E é isso que vou te mostrar neste conteúdo: o que é a curva ABC, como utilizá-la e por que você deve usá-la no seu restaurante.
O que é a curva ABC?
A curva ABC é uma ferramenta para organizar e classificar informações. Pura e simplesmente.
É importante entender e guardar essa informação, por ser uma evolução natural da etapa em que você começou a registrar dados como:
- a lista de matéria-prima que você compra todos os dias, semanas e meses;
- quais são os pratos ou produtos que você mais vende;
- já começou a elaborar e planilhar suas fichas técnicas;
- o levantamento do seu estoque;
- e, se você é do tipo que anota TUDO, a produtividade de cada um dos membros da brigada da sua cozinha.
A curva ABC é a ferramenta que vai pegar esses números e transformá-los em informação útil, o que vai te ajudar a tomar melhores decisões.
A importância de registrar dados do seu negócio
Você não precisa ser uma máquina e conseguir registrar todas, e nem a maioria, dessas informações que mencionei acima.

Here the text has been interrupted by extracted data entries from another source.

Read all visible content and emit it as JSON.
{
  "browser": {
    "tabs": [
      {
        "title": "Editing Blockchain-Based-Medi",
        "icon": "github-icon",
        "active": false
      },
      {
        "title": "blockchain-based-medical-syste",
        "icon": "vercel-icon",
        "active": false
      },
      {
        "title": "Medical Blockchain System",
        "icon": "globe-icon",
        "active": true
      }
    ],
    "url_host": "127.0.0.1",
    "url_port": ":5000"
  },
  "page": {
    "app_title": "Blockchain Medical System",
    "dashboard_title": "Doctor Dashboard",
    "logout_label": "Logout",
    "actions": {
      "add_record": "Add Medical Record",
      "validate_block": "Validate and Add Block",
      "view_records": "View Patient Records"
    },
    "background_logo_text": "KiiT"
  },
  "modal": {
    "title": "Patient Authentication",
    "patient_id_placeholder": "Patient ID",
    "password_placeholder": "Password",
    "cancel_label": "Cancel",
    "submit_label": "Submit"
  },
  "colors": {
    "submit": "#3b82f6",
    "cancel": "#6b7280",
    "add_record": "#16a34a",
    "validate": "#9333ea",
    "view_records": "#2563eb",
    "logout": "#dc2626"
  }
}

Porém, se você começou a mapear alguma coisa no seu restaurante e eles envolvem números, a curva ABC vai te ajudar.
Da mesma forma: é impossível pensar em usar curva ABC se você não tem hábito de registrar números.
E se você não tem, volte duas casas e comece a fazer. Liderança de uma brigada de cozinha que não tem seu caderninho ou suas planilhas, tá fazendo errado!
Sei muito bem que é difícil, principalmente quando você começou agora, a sair fazendo ficha técnica e planilha elaborada de tudo.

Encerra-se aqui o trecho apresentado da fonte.